Despite being skeeved out by that last nugget of info, I was glad the service was committed to preventing its use as a stalking tool, which had crossed my mind when I’d easily signed up under false pretenses. SafetyWeb will also cross-check the data of your child’s online friends to make sure that the 15-year-old boy she’s IM-ing isn’t really a 55-year-old man. Co-founder Geoffrey Arone told me that the site is launching mobile service within the month—not to scrape the content of the texts but to monitor frequency for aberrant behavior, which can be an indication of cyberbullying or other problems, he said. (Though without the texts themselves, of course, it’s hard to know.)

In terms of the underlying questions at stake in all of this, I suppose the pre-Internet moral analogues are: Would you read your kids’ diary?

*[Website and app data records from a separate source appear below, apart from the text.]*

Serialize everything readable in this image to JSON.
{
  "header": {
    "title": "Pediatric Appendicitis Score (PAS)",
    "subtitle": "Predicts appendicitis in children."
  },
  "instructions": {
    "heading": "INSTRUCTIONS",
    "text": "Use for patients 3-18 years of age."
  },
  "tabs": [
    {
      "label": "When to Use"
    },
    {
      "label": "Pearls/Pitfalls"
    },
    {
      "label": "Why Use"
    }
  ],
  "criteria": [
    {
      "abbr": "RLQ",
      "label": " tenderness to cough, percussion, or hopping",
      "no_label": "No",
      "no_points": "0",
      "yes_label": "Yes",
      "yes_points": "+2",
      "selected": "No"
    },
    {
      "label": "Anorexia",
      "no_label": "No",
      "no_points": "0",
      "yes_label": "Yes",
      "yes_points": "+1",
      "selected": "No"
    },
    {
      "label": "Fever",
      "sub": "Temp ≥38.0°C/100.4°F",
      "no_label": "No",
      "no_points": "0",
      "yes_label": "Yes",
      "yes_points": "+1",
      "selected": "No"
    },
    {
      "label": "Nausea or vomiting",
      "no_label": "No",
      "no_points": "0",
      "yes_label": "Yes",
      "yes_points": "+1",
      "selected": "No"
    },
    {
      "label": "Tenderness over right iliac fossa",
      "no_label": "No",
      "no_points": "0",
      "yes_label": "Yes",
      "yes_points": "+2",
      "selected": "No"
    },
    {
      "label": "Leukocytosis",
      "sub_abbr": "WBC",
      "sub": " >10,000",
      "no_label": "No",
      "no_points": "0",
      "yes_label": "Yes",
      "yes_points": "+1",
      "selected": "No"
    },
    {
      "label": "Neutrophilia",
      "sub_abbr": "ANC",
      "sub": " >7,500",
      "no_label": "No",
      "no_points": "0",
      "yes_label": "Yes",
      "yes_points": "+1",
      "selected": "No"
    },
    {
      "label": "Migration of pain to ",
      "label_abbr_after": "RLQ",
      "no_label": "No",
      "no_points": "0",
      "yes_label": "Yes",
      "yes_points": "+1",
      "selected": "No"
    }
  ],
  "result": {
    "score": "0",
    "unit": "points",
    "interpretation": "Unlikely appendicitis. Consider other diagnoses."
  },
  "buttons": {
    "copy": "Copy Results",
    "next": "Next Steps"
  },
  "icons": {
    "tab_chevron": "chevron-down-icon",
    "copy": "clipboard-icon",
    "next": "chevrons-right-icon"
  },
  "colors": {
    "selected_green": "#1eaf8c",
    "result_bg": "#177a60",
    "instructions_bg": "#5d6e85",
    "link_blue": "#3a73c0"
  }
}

Would you pick up an extension and listen in while he talked to a friend, or bug his car? If the answer is no, then you may want to steer clear of downloadable monitoring. But on the other hand, the world now isn’t entirely analogous to the world before the Internet—there are new risks that simply didn’t exist then. Arone told me he thinks of SafetyWeb as the equivalent of making sure you know who your kids are hanging out with, and setting a reasonable curfew. That sounds like a recognizable version of good parenting to me.